When the Worcester Turnpike of 1810 was opened, it became more than a direct route for freight haulers, stagecoach travelers, and the pony express from Boston to Worcester. The new road’s five-mile route through Westborough created an opportunity to develop the area for additional farm land, real estate investors, and business entrepreneurs. At the time, there were only two farms, the Warren and Forbush farms, situated directly on the road. But by 1835, a dozen new farms had been built on the new Turnpike.
But it wasn’t until Silas Wesson had a vision to establish a residential village along the newly constructed Turnpike that the area took on the name, Wessonville. Wesson was a property owner in Grafton and for several years the innkeeper of the Forbush Tavern, where he established Westborough’s first post office. In 1818 Wesson bought two acres of land situated on the Turnpike and built a new home. Then in 1822 he purchased the 80-acre Powder Hill Farm and built the Wesson Tavern at his former home site. The new tavern/inn would become the primary gathering point for travelers and teamsters, and the mail would be delivered to the North Westborough Post Office located at the tavern.
Several years later, Nathan Austin Fisher of Franklin, Joseph Lothrop, and Daniel Holbrook Jr., recognizing an opportunity to capitalize on real estate ventures, purchased land along the Turnpike and built fine Federal style homes. Fisher and Lothrop became partners and, like their predecessor Silas Wesson, began purchasing properties along the Turnpike and the road from Westborough to Northborough.
As Westborough banks were not established until the 1860s, it was customary to have local creditors finance real estate transactions. The real estate investors of Wessonville were not wealthy individuals, rather they used creditors to finance their purchases. They had expected a quick turnover for a profit, but when land along the Turnpike became less desirable for residential home development, the investors became over-extended and unable to pay their creditors. Ironically, each of the Wessonville real estate investors sold their homesteads within several years of building, with the exception of Daniel Holbrook (who died unexpectedly), to finance other real estate transactions.
At this point, the glory days of the privately-owned turnpike were coming to an unexpected end. By 1830, the Turnpike Corporation was experiencing financial difficulties and the road infrastructure was falling into disrepair. Businessmen and investors were becoming increasingly dissatisfied with the deterioration of the road and began seeking alternative means of transportation. The news that the Turnpike was losing its appeal and the proposal to build a railroad led to the suicide of Elam Stearns in 1832, the owner of the Forbush Tavern.
In 1833, Silas Wesson, the founder of Wessonville, was ordered by the Court of Common Pleas to pay his creditors or go to debtor’s prison. Wesson, not having the capital, fled Westborough to live in Boston. His land was foreclosed and awarded to his creditors for half the value. In 1836 Nathan Fisher suffered a similar fate and left town for New York City, followed shortly thereafter by his partner Joseph Lothrop.

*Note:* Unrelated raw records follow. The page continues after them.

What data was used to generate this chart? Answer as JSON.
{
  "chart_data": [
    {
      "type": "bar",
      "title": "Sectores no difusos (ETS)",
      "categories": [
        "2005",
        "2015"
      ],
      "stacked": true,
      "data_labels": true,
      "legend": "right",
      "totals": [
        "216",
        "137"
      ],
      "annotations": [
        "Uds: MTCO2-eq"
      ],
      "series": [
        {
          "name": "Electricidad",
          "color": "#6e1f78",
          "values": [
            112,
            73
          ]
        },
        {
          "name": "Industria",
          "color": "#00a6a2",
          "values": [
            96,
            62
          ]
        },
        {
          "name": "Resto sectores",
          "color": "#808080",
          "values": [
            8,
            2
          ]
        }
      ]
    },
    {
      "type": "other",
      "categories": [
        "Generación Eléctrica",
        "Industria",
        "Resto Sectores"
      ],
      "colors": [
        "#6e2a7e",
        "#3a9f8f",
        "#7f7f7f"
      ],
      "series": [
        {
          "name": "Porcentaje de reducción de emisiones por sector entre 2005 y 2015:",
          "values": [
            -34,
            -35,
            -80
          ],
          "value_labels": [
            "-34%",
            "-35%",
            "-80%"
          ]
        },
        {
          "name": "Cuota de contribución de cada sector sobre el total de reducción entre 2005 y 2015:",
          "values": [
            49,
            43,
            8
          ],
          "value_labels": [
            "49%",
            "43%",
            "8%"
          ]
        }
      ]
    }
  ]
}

In 1834, a faster, more comfortable and reliable means to transport people and freight was introduced as the first locomotive steamed into downtown Westborough. The Boston & Worcester Railroad put an end to the stagecoaches, freight haulers, and the mail delivery on the Turnpike. By 1840, the Wesson Tavern had closed, and a year later the Turnpike was abandoned from Framingham Center to Lake Quinsigamond and reduced to a farmer’s road.
The name Wessonville was used for years in legal documents long after Silas Wesson left the area. The former tavern was transformed into a seminary for young women from 1840 until 1852, when Dr. J. H. Hero established the Willow Park Water Cure and the area became known as Willow Park. In 1885, the site became the Lyman School for Boys, and the tavern was named Willow Park Cottage. The term Wessonville slowly disappeared from the deeds by the beginning of the 20th century.
Authors note: Throughout this collection of historical writings I have relied heavily on the internet, in particular Google reference books and images. Genealogists and historians should be especially thankful for this wonderful resource that minimizes the visits to remote locations and spending hours paging through reference materials that lead nowhere. I found photos and a few postcards at the Westborough Public Library, Historical Commission, and Historical Society. Westborough is truly fortunate in having the Parkman Diaries which has become a tremendous reference of the day to day activities of Westborough’s early residents. A History of Westborough by Herman DeForest & Bates was also a good resource.
Although I found several contradictions in the reference materials, I favored the Parkman Diary as the reference of choice during that time period.